Las carnes tratadas presentan una elevada tasa de carcinogénesis, detectada por procedimientos estadísticos.
El mercado mundial de la carne ha sufrido una convulsión inesperada
que sólo el tiempo dirá si es catastrófica o simplemente causa un daño
moderado. El análisis de la Organización Mundial de la Salud (OMS) sobre
los posibles efectos cancerígenos de la carne (la tratada como las
salchichas, embutidos y adobos y la roja o procedente de los músculos de
los animales) permite suponer que en los próximos meses se producirán
descensos en las ventas. Las reacciones entre asustadas y airadas no se
han hecho esperar, desde quienes acusan a la OMS de poca seriedad hasta
quienes proclaman simplemente que “mi carne es buena”, pero ninguna de
ellas ha ofrecido un disrcurso argumentado que contradiga las
conclusiones de la OMS. Que la organización se haya equivocado en la
forma de transmitir la información, con pocas matizaciones y dejando
casi directamente al consumidor que interprete sin más unas estadísticas
alarmantes, tiene importancia, claro, pero no resuelve el fondo de la
cuestión.
Todo cuanto expone el “metaanálisis” es relativamente conocido a
través de estudios anteriores, que son los que precisamente han dado
lugar a las explosivas conclusiones de la OMS. La organización se
preocupa además de estructurar tramos de peligrosidad, con el objetivo
probable de limitar el alarmismo. Las carnes tratadas presentan una
elevada tasa de carcinogénesis, detectada por procedimientos
estadísticos; las carnes rojas (no tratadas) presentan correlaciones
menos definidas, y así lo hace constar el informe. Lo que sí se debe
aclarar es que tanto en un caso como en otro dónde está la causa del
riesgo. Porque es de suponer que no procede de la materia prima (la
carne) sino de los aditivos, mejunjes y alquimia con que se rocía a
dicha materia prima. En el caso de la carne tratada, esta distinción es
muy clara (conservantes, antioxidantes, excipientes, tratamientos de
ahumado, etc.); pero en la carnes sin tratar, el riesgo que debe
precisarse es el asociado a la alimentación del animal o los
anabolizantes, esteroides y otros engordantes que se le suministran para
aumentar la producción. Cualquier formulación del tipo “la carne roja
mata” confunde al ciudadano. Lo que mata es la química orgánica
inorgánica con que se rocían las proteínas para conservarlas.

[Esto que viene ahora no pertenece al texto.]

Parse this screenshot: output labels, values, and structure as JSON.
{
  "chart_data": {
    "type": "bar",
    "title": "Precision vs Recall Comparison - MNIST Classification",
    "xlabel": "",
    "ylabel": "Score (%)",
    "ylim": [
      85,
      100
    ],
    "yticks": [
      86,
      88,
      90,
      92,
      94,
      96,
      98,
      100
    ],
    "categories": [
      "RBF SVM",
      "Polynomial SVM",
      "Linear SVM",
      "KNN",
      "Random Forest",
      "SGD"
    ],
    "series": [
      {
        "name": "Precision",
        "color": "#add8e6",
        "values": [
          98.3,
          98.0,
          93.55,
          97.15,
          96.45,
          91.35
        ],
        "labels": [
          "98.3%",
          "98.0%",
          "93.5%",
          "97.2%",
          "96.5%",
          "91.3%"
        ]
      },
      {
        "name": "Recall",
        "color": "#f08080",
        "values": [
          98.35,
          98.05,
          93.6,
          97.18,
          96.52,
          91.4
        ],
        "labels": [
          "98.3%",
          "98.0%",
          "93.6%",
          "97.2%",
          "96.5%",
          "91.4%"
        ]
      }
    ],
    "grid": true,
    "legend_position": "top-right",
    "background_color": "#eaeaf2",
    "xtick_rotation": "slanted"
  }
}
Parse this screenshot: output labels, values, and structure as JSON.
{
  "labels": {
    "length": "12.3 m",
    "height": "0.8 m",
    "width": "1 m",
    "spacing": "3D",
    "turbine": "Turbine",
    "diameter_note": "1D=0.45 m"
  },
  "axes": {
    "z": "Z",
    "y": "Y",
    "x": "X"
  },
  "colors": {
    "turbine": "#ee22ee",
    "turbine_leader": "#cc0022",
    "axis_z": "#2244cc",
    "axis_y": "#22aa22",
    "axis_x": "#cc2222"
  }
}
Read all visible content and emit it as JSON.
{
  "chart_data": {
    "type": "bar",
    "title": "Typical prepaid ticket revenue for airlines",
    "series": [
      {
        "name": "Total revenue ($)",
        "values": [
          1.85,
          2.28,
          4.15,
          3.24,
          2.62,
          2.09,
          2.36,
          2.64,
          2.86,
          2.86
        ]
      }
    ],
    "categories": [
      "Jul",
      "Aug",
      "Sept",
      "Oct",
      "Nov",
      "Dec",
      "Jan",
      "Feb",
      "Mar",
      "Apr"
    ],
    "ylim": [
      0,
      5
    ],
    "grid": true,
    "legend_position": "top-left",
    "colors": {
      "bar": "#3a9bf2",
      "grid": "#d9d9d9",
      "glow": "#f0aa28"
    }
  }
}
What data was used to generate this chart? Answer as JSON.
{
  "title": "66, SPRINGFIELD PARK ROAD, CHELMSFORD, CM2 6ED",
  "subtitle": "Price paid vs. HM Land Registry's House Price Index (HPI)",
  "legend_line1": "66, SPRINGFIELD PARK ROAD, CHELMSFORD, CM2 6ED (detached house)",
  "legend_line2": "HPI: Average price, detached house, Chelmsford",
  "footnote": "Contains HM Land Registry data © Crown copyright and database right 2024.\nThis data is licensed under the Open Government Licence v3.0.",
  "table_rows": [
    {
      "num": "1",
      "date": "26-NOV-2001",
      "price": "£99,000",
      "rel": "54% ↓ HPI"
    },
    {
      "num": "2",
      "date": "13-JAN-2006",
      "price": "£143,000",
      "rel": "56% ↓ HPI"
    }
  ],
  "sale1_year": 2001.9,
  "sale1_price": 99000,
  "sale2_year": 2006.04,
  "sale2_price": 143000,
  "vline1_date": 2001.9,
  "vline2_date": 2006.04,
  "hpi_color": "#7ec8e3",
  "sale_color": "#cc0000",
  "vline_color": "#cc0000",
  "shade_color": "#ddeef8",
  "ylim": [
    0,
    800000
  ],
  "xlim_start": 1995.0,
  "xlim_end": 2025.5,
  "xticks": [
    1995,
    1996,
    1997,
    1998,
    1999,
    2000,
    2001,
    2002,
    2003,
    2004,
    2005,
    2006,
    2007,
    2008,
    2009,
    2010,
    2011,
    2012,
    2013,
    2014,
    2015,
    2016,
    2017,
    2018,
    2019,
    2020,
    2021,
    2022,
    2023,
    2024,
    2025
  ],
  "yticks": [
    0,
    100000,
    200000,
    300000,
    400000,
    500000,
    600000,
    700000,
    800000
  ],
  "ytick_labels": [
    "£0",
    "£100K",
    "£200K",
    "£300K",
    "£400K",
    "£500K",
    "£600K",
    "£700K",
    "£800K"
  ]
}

La industria cárnica ha recibido una advertencia (que sea alarmista o
precipitada no es pertinente para el fondo de la cuestión) que debería
escuchar con atención. Porque, probablemente, volverá a repetirse en el
futuro. La respuesta industrial inmediata sólo puede ser una: demostrar
más allá de toda duda que la carne que se consume no genera problemas de
salud. Como se logre este convencimiento es asunto de las empresas.
Oportunidad tienen para salir de esta crisis con más credibilidad. La
inversión sectorial bien entendida no consiste sólo en construir
modernos mataderos o plantas de transformación; hay que invertir además
en investigación biológica para conseguir conservantes seguros para la
salud.
El problema puede extenderse además a otros ámbitos de la industria
alimentaria. Comer legumbres, verduras y frutas es muy sano, siempre y
cuando estén libres de los pesticidas con que se protegen los cultivos.
En el fondo, la cuestión es que la industria alimentaria no puede ni
debe conformarse con producir y transformar; tiene que ofrecer productos
que no dañen la salud, ni por la materia prima ni por sus añadidos.